Chris_Leong comments on The “no sandbagging on checkable tasks” hypothesis

Chris_Leong 1 Aug 2023 18:42 UTC
LW: 2 AF: 2
0
AF
It’s not clear to me that the space of things you can verify is in fact larger than the space of things you can do because an AI might be able to create a fake solution that feels more real than the actual solution. At a sufficiently high intelligence level of the AI, being able to avoid this tricks is likely harder than just doing the task if you hadn’t been subject to malign influence.
- Buck 29 Sep 2023 3:02 UTC
  LW: 3 AF: 2
  0
  AF Parent
  If the AI can create a fake solution that feels more real than the actual solution, I think the task isn’t checkable by Joe’s definition.
  - Chris_Leong 18 Mar 2025 12:59 UTC
    LW: 2 AF: 1
    0
    AF Parent
    That would make the domain of checkable tasks rather small.
    
    That said, it may not matter depending on the capability you want to measure.

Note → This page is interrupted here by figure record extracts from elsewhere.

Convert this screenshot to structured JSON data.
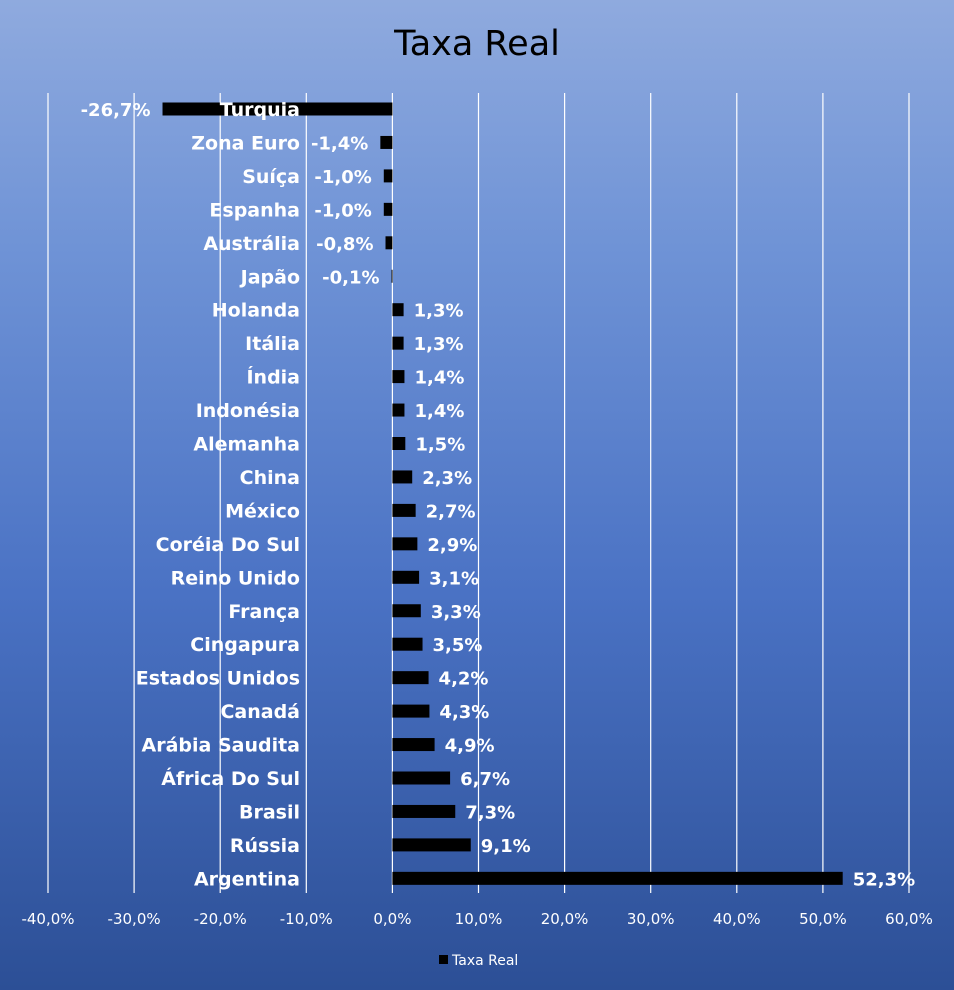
{
  "chart_data": {
    "type": "bar",
    "orientation": "horizontal",
    "title": "Taxa Real",
    "xlabel": "",
    "ylabel": "",
    "xlim": [
      -0.4,
      0.6
    ],
    "grid": "vertical",
    "legend": "bottom",
    "bar_color": "#000000",
    "categories": [
      "Turquia",
      "Zona Euro",
      "Suíça",
      "Espanha",
      "Austrália",
      "Japão",
      "Holanda",
      "Itália",
      "Índia",
      "Indonésia",
      "Alemanha",
      "China",
      "México",
      "Coréia Do Sul",
      "Reino Unido",
      "França",
      "Cingapura",
      "Estados Unidos",
      "Canadá",
      "Arábia Saudita",
      "África Do Sul",
      "Brasil",
      "Rússia",
      "Argentina"
    ],
    "series": [
      {
        "name": "Taxa Real",
        "values": [
          -0.267,
          -0.014,
          -0.01,
          -0.01,
          -0.008,
          -0.001,
          0.013,
          0.013,
          0.014,
          0.014,
          0.015,
          0.023,
          0.027,
          0.029,
          0.031,
          0.033,
          0.035,
          0.042,
          0.043,
          0.049,
          0.067,
          0.073,
          0.091,
          0.523
        ],
        "labels": [
          "-26,7%",
          "-1,4%",
          "-1,0%",
          "-1,0%",
          "-0,8%",
          "-0,1%",
          "1,3%",
          "1,3%",
          "1,4%",
          "1,4%",
          "1,5%",
          "2,3%",
          "2,7%",
          "2,9%",
          "3,1%",
          "3,3%",
          "3,5%",
          "4,2%",
          "4,3%",
          "4,9%",
          "6,7%",
          "7,3%",
          "9,1%",
          "52,3%"
        ]
      }
    ],
    "ticks": [
      -0.4,
      -0.3,
      -0.2,
      -0.1,
      0,
      0.1,
      0.2,
      0.3,
      0.4,
      0.5,
      0.6
    ],
    "tick_labels": [
      "-40,0%",
      "-30,0%",
      "-20,0%",
      "-10,0%",
      "0,0%",
      "10,0%",
      "20,0%",
      "30,0%",
      "40,0%",
      "50,0%",
      "60,0%"
    ]
  }
}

    If you want to make the AI hack a computer to turn the entire screen green and it skips a pixel so as to avoid completing the task, well it would have still demonstrated that it possesses the dangerous capability, so it has no reason to sandbag.
    
    On the other hand, if you are trying to see if it has a capability that you wish it use, it can still sandbag.